Negative account histories remain on your credit report for up to 7 to 10 years, depending on the type of action. Bankruptcy can stay on your report for up to 10 years, and collections drop off after 7 years.
Advice varies widely as to the best methods to rebuild your credit. Some points most experts agree on include:
• Starting small - Don't be intimidated by large debt amounts. Even small payments, made on a regular basis, will improve your payment history and, eventually, your credit score.
• Spending less than you earn - Borrowing money to finance a lifestyle that is beyond your means will only land you deeper in debt.
• Paying your bills on time - Building credibility as a borrower involves meeting your commitments to pay, early if possible.
• Keeping your balances low - When using your healthier or newer accounts, keep the balance that you owe between 25% and 50% of your line of credit. An average of 30% is suggested.
• If your credit is damaged and you need more information about the three major credit bureaus, go to www.apscreen.com
Other tips might not seem related to your credit score. Staying at least two years on the same job demonstrates steady employment, and you appear more stable to lenders. You can also open an emergency savings account. Contribute to the account a little at a time on a regular basis. This will not only appear as positive activity to lenders, but also will serve as reserve money to keep you from charging unexpected expenses. Finally, stop borrowing for a while. Certainly avoid borrowing more money from home equity or other lines of credit to pay off credit card debt. Shuffling the debt does not make it disappear.
When establishing new credit, it may be necessary at some point to open a new account once you have paid down your existing ones. Credit unions usually offer the best deals to people with damaged credit. If you are unable to qualify for a credit card, try a smaller company, such as a department store or gas station that might offer you a line of credit.
You may want to look into getting a secured credit card.

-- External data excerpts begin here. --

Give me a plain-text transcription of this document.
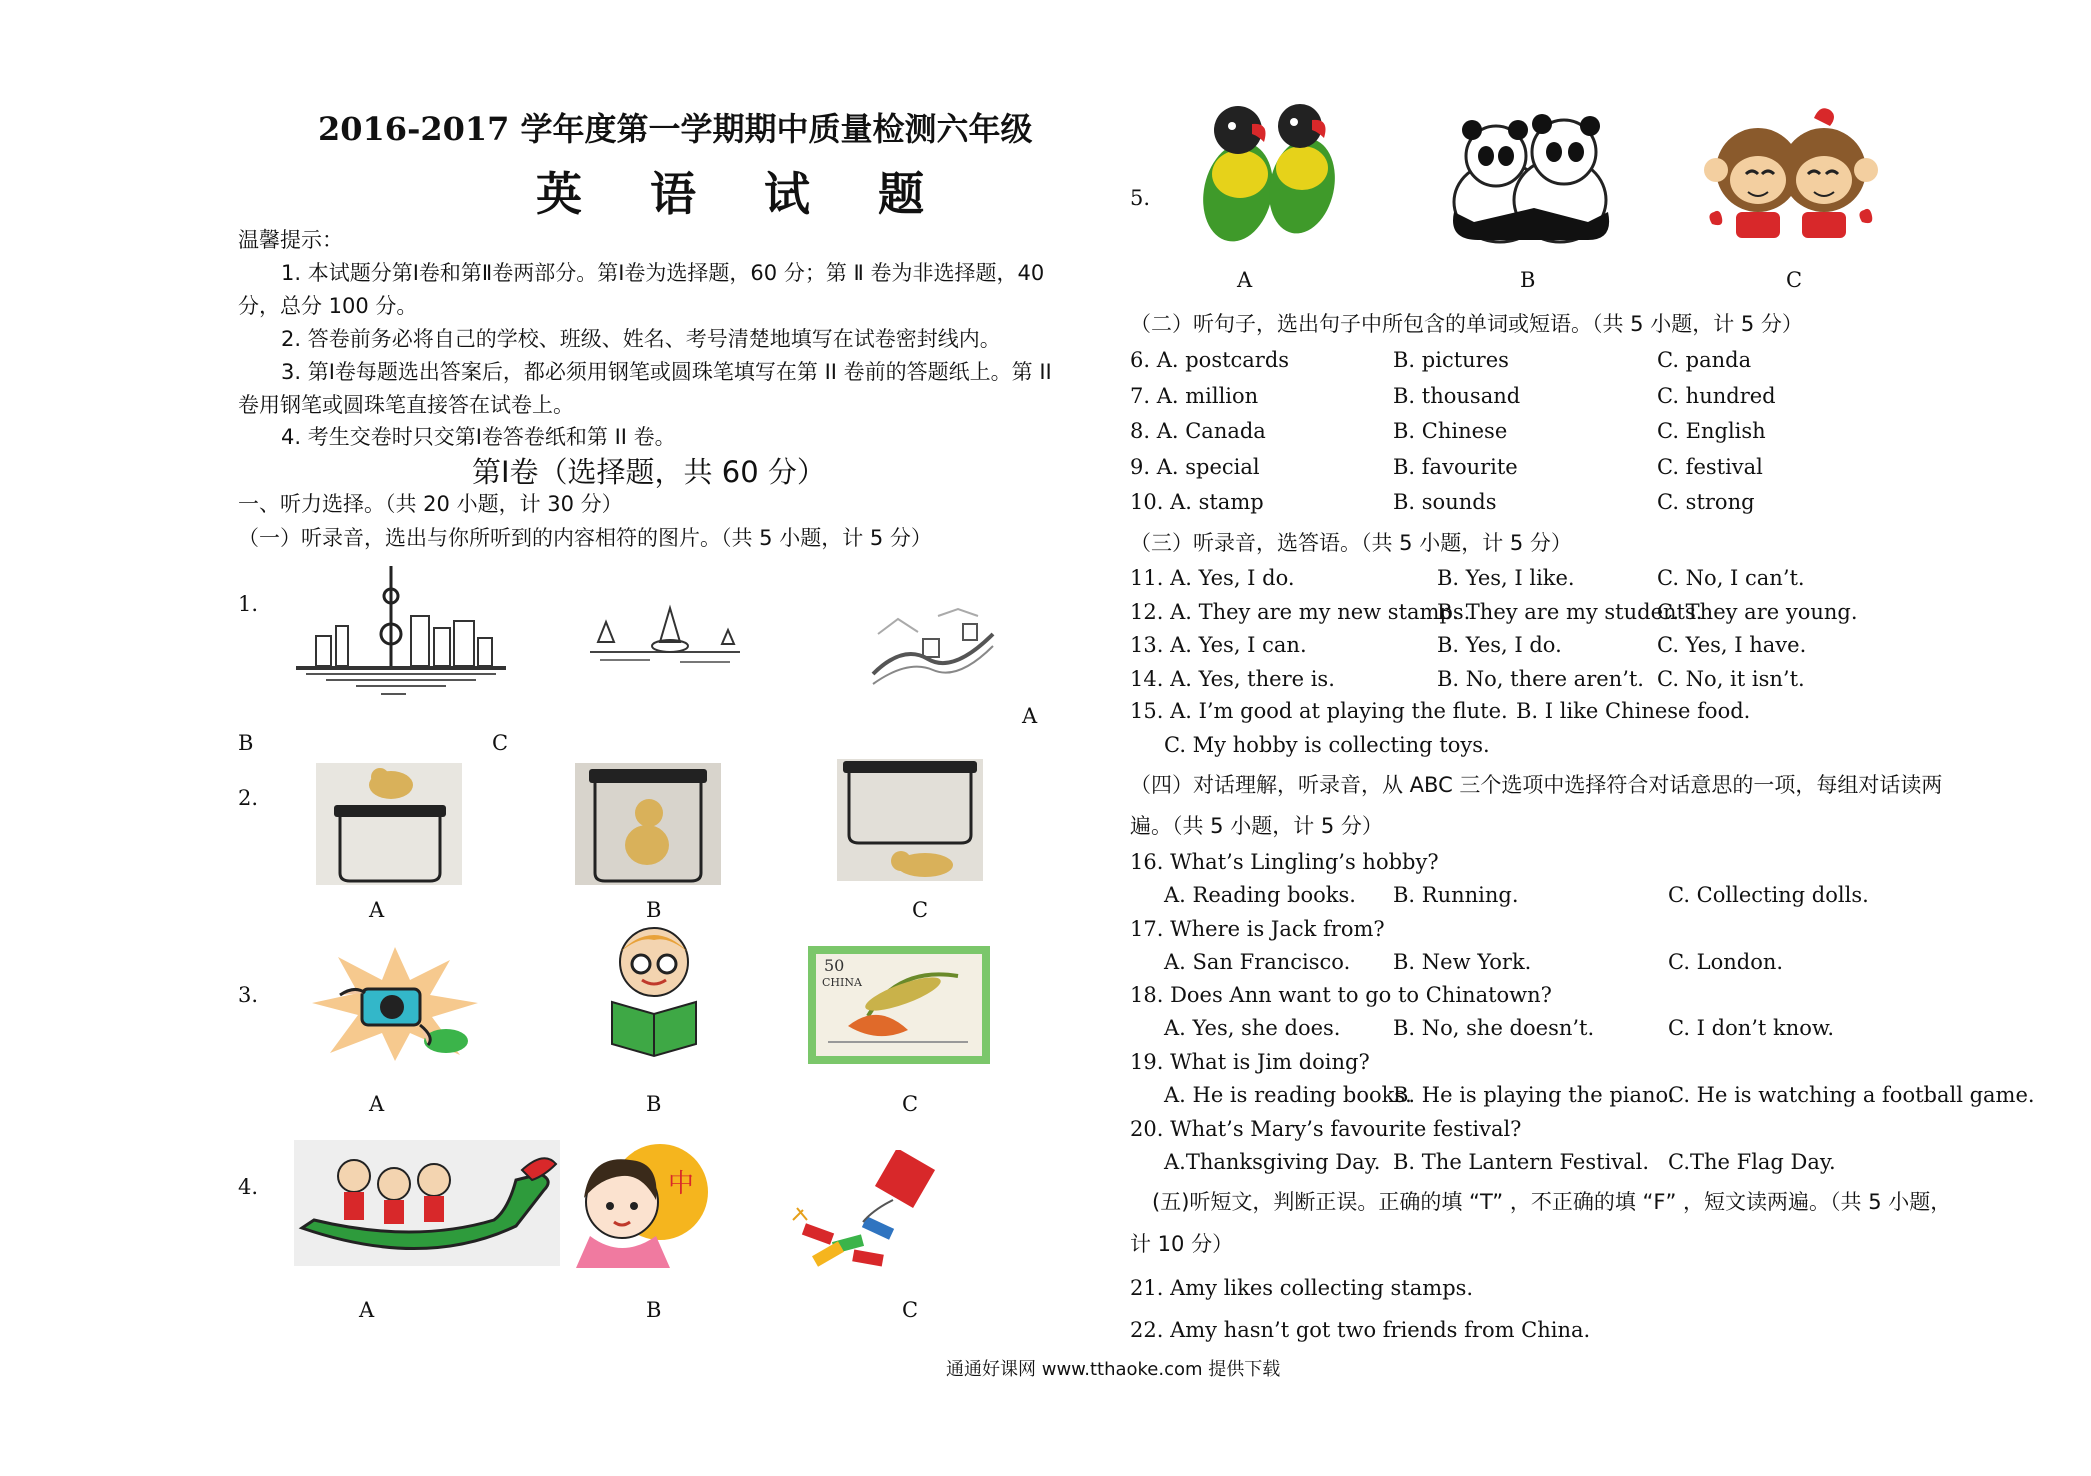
2016-2017 学年度第一学期期中质量检测六年级
英 语 试 题
温馨提示：
1. 本试题分第Ⅰ卷和第Ⅱ卷两部分。第Ⅰ卷为选择题，60 分；第 Ⅱ 卷为非选择题，40
分，总分 100 分。
2. 答卷前务必将自己的学校、班级、姓名、考号清楚地填写在试卷密封线内。
3. 第Ⅰ卷每题选出答案后，都必须用钢笔或圆珠笔填写在第 II 卷前的答题纸上。第 II
卷用钢笔或圆珠笔直接答在试卷上。
4. 考生交卷时只交第Ⅰ卷答卷纸和第 II 卷。
第Ⅰ卷（选择题，共 60 分）
一、听力选择。（共 20 小题，计 30 分）
（一）听录音，选出与你所听到的内容相符的图片。（共 5 小题，计 5 分）
1.
A
B	C
2.
A	B	C
3.
50
CHINA
A	B	C
4.	中
A	B	C
5.
A	B	C
（二）听句子，选出句子中所包含的单词或短语。（共 5 小题，计 5 分）
6. A. postcards	B. pictures	C. panda
7. A. million	B. thousand	C. hundred
8. A. Canada	B. Chinese	C. English
9. A. special	B. favourite	C. festival
10. A. stamp	B. sounds	C. strong
（三）听录音，选答语。（共 5 小题，计 5 分）
11. A. Yes, I do.	B. Yes, I like.	C. No, I can’t.
12. A. They are my new stamps.
B. They are my students.
C. They are young.
13. A. Yes, I can.	B. Yes, I do.	C. Yes, I have.
14. A. Yes, there is.	B. No, there aren’t. C. No, it isn’t.
15. A. I’m good at playing the flute. B. I like Chinese food.
C. My hobby is collecting toys.
（四）对话理解，听录音，从 ABC 三个选项中选择符合对话意思的一项，每组对话读两
遍。（共 5 小题，计 5 分）
16. What’s Lingling’s hobby?
A. Reading books. B. Running.	C. Collecting dolls.
17. Where is Jack from?
A. San Francisco. B. New York.	C. London.
18. Does Ann want to go to Chinatown?
A. Yes, she does.	B. No, she doesn’t.	C. I don’t know.
19. What is Jim doing?
A. He is reading books.
B. He is playing the piano.
C. He is watching a football game.
20. What’s Mary’s favourite festival?
A.Thanksgiving Day. B. The Lantern Festival. C.The Flag Day.
(五)听短文，判断正误。正确的填 “T” ，不正确的填 “F” ，短文读两遍。（共 5 小题，
计 10 分）
21. Amy likes collecting stamps.
22. Amy hasn’t got two friends from China.
通通好课网 www.tthaoke.com 提供下载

Offered by several banks and credit unions, secured credit cards are a positive way to show lenders that you can pay bills on time and be trusted with credit. To use a secured credit card, you will deposit a sum of money into a savings account and pay a small yearly fee to the institution offering the card. If you deposit $500, you will have a line of credit up to $500. Using your card on a regular basis and paying it off monthly in full could lead to a traditional line of credit. Once the bank or credit union sees that you are capable of maintaining your secured account, they may extend an offer to you with a fair interest rate.
Another option is to have a friend or relative co-sign for a line of credit with you. This step is risky because you are not only gambling with your loved one's good credit, but also with their good faith.
After a few months of good behavior, order copies of your credit report from all three credit agencies and check for improvements or errors. Be sure that negative information that you have remedied has been removed. File any complaints in writing and check your report again in a few months to ensure that the changes have been made.